写真:ロシアのプーチン大統領ロシアのプーチン大統領 Photo:SPUTNIK/時事通信フォト

ロシアとウクライナの間で大規模なドローン攻撃が繰り返される中、軍事専門家の平田知義氏は、6月1日にウクライナがロシアに送り込んだ攻撃ドローンについて、特筆すべき点が多いと指摘する。(イトモス研究所所長 小倉健一)

ロシアに約1兆円の被害
シベリアが攻撃されたのは初めて

 6月1日、ウクライナはロシア国内の広大な範囲にわたる空軍基地に対し、大規模なドローン攻撃を敢行した。ウクライナ側の発表によれば、117機のドローンが使用され、ロシアの戦略爆撃機を含む多数の航空機が破壊・損傷し、被害総額は約70億ドル(約1兆円)に上るとされる。

 ニューヨーク・タイムズ紙の検証(6月1日)によれば、ムルマンスクのオレニャ空軍基地やイルクーツクのベラヤ空軍基地などで、少なくとも十数機の戦略爆撃機を含む軍用機の損害が確認されている。

 アメリカやヨーロッパの安全保障当局者は、最大で20機のロシア戦略航空機が破壊または深刻な損傷を受けたと推定しており、これにはTu-95やTu-22Mといった長距離戦略爆撃機、さらにはA-50早期警戒管制機も含まれる。

 

 シベリア地域がウクライナのドローンによって攻撃されたのはこれが初めてであり、核搭載可能な航空機を擁するオレニャ基地のような戦略的重要拠点が標的とされた点も特筆される。

 欧州連合(EU)の駐ウ大使、カタリーナ・マテルノワ氏は「ロシアの戦略爆撃機の30%以上を無力化した」「ロシアは屈辱を受け、怒りに満ちている」(6月6日、Facebookへの投稿)と指摘。

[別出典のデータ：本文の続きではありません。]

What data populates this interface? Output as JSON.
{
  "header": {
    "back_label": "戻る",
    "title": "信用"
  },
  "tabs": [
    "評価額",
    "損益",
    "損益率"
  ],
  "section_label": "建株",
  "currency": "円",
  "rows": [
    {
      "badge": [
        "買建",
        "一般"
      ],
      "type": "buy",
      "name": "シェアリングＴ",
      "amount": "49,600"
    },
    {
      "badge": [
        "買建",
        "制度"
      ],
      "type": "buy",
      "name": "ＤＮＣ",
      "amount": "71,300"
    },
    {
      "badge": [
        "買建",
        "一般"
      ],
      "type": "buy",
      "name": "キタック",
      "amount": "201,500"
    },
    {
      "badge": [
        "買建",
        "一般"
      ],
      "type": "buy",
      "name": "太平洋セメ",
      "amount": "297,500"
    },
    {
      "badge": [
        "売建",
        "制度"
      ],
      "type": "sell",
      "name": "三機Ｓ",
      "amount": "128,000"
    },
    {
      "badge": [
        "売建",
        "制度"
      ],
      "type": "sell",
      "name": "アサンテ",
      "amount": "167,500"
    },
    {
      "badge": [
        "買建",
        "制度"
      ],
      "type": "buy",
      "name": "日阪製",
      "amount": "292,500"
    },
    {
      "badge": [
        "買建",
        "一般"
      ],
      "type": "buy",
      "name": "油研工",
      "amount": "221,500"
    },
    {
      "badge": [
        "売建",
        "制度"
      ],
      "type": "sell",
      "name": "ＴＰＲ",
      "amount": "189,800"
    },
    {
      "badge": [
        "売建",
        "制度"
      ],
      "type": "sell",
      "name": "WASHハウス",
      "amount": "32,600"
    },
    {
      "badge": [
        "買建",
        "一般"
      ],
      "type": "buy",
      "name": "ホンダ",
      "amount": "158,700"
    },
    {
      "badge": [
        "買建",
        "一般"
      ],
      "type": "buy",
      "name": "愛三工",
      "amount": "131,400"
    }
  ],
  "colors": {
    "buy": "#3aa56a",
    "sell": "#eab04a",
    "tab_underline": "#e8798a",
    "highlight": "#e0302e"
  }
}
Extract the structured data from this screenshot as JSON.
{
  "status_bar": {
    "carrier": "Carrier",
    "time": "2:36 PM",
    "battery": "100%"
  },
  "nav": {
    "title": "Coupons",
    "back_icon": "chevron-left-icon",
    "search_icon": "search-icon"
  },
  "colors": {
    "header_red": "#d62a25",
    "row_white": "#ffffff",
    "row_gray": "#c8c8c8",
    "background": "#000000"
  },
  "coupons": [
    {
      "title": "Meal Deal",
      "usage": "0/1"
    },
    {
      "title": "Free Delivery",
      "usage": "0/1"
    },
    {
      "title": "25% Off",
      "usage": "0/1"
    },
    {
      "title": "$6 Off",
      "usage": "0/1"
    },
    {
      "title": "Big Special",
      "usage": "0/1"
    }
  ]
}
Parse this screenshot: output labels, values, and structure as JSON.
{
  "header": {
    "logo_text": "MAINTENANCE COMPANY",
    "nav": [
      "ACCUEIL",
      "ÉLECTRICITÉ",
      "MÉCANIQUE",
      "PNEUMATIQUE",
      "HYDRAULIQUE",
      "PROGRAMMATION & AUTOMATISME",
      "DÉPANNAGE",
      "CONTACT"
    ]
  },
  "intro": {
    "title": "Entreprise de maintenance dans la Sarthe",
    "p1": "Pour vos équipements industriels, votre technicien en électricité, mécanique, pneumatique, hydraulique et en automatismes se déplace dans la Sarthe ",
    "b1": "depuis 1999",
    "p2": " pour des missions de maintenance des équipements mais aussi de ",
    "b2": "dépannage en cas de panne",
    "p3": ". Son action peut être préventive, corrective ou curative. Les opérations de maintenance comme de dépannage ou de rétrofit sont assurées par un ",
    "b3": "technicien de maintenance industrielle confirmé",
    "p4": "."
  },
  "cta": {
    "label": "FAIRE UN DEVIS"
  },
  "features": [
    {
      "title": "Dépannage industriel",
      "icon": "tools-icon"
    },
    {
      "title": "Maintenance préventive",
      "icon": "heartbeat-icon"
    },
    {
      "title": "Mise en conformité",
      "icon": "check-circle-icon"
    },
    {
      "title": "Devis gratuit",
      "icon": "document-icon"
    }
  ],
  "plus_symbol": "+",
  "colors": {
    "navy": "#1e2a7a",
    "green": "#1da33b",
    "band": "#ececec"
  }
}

 ジオテクノロジーセンター「GLOBSEC」のディレクターで、アメリカ海兵隊退役将軍のジョン・アレン氏は、ウクライナ通信社の記者に対し「ロシア人は、自国の領土のどの部分も安全だと感じるべきではない。今回の作戦は、ウラジーミル・プーチンとロシアに、ロシアにはウクライナが到達できない潜在的に安全な場所はないことを示した」(6月14日)とコメントした。